The waiver requirement was put in place in 2008 with passage of the Ryan Haight Act, which prohibits physicians from prescribing controlled substances electronically until they have conducted an in-person examination, or if they meet the federal definition of practicing telemedicine.  The definition requires that the patient be treated by, and physically located in, a hospital or clinic which has a valid DEA registration and the telemedicine practitioner is treating the patient in the usual course of professional practice.
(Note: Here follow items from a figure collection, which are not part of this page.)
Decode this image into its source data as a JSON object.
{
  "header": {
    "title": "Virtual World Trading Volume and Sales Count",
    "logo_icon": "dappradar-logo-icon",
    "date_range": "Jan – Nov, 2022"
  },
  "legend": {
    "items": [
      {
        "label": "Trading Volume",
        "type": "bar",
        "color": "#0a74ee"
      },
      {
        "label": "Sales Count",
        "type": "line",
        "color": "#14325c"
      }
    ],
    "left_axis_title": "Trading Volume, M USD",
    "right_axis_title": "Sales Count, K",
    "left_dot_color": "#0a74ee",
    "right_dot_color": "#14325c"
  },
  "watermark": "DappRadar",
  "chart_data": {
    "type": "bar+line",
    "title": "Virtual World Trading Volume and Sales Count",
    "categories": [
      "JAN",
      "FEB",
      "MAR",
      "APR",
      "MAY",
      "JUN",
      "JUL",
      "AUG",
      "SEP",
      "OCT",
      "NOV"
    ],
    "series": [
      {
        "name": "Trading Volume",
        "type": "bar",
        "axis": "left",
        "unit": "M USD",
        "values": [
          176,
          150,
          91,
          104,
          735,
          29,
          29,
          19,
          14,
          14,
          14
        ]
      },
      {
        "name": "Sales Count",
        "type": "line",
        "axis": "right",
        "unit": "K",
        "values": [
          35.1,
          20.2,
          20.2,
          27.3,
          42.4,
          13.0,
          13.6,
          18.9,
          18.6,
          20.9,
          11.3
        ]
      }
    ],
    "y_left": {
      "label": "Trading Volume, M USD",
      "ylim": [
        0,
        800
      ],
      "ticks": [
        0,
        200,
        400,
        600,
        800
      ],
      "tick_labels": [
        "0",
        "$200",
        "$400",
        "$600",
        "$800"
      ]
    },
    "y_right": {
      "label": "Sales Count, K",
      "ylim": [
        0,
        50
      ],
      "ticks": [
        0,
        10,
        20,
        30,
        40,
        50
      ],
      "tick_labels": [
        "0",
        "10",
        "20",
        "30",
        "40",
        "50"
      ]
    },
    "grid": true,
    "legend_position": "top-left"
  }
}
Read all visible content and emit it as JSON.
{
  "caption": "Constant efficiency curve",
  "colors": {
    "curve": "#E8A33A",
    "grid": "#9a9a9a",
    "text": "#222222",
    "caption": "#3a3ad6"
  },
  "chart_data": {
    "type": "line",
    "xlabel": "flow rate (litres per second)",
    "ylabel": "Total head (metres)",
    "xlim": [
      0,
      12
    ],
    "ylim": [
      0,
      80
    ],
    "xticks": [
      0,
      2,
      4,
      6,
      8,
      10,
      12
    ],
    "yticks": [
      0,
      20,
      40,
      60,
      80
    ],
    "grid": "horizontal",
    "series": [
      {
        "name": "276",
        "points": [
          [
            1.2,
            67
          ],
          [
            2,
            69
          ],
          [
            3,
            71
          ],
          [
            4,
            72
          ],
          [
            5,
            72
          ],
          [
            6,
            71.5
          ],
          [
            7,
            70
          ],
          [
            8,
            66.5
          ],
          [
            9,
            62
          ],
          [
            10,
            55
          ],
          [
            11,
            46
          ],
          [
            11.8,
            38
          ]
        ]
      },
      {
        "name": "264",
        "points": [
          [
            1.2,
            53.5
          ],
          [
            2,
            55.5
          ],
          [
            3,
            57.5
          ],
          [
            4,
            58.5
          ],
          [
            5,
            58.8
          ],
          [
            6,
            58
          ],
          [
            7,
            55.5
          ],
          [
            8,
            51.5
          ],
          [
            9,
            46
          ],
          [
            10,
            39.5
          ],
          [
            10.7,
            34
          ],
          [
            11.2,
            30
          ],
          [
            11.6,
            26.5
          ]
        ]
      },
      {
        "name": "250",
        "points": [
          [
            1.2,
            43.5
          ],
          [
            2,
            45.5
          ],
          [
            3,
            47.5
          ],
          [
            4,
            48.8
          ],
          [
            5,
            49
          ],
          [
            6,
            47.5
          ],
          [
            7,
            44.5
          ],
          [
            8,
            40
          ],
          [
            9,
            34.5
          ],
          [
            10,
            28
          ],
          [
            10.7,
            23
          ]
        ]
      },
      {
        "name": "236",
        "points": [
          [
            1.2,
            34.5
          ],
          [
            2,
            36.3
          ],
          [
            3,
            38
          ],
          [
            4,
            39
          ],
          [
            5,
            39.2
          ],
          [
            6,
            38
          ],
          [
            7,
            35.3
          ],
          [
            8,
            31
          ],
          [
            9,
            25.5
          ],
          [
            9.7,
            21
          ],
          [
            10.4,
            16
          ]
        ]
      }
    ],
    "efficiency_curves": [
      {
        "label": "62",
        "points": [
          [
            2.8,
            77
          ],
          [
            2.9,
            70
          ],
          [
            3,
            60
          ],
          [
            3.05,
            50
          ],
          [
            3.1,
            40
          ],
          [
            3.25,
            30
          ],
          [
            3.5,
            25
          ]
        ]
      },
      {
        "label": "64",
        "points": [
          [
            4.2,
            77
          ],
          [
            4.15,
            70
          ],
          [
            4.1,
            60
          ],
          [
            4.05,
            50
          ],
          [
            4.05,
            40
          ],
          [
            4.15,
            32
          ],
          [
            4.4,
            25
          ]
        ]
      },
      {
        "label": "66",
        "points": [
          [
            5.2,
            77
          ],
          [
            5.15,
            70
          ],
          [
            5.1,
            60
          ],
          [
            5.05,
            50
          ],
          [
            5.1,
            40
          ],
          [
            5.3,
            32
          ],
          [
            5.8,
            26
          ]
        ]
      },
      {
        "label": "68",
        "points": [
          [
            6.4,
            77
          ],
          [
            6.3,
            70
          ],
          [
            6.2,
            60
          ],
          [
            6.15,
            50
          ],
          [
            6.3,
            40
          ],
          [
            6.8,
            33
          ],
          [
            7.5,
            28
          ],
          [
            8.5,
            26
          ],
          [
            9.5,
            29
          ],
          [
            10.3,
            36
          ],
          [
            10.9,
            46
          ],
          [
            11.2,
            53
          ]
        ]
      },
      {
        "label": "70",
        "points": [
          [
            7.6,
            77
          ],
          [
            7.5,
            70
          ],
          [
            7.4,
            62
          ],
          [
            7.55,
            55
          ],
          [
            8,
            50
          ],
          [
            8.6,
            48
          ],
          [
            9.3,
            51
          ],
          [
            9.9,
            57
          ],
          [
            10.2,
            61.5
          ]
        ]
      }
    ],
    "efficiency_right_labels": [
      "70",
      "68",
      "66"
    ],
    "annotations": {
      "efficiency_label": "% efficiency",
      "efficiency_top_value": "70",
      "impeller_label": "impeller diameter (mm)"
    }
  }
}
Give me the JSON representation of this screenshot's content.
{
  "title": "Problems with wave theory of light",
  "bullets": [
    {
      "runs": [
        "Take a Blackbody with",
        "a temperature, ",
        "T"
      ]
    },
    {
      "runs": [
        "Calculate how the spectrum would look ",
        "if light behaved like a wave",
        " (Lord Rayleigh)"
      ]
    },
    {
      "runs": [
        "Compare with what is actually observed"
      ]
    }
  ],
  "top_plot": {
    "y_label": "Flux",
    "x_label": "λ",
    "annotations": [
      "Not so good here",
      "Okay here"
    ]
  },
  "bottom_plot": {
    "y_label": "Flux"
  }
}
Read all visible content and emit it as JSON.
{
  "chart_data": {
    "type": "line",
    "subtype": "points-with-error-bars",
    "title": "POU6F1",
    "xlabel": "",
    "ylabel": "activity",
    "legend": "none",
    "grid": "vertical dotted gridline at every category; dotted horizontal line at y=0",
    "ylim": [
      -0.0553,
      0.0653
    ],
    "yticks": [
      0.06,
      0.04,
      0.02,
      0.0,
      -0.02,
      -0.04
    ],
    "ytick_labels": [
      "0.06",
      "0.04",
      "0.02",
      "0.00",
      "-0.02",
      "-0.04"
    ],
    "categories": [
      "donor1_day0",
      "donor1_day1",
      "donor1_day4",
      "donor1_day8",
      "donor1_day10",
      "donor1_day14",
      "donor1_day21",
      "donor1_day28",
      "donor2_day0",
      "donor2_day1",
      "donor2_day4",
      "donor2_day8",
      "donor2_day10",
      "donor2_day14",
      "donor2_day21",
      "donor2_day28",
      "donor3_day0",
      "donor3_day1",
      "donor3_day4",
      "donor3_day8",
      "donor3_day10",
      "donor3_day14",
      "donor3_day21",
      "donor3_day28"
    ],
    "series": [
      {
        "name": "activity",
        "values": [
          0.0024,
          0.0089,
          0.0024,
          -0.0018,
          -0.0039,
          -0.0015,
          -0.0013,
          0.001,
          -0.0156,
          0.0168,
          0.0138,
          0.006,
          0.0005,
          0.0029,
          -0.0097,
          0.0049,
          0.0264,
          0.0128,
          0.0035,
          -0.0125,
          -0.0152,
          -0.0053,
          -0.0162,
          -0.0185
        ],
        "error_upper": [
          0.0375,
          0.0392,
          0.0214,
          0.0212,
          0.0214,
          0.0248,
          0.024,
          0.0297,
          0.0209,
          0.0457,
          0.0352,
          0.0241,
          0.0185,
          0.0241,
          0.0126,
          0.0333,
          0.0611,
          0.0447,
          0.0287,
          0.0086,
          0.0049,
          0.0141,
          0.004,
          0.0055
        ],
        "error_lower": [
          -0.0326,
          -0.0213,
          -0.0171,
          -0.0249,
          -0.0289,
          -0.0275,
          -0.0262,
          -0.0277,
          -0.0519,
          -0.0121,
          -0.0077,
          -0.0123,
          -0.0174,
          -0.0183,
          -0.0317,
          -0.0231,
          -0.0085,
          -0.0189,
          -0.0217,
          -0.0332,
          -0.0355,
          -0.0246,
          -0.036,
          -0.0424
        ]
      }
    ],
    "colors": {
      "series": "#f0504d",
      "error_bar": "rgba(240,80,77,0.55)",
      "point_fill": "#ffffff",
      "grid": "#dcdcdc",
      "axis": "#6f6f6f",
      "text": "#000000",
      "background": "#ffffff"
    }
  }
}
While there are exceptions made for telemedicine, the language is murky. Since 2015, telemedicine advocates have lobbied the DEA to create a special registration process to prescriptions of controlled substances through telemedicine without need for an in-person exam. While the DEA has signaled in interest in agreeing to the caveat, it hasn’t yet.

Healthcare providers are also increasingly using telemedicine – including Project ECHO programs – to extend the reach of providers who have a DEA waiver to both treat patients and help clinics and practices in rural and remote parts of the country.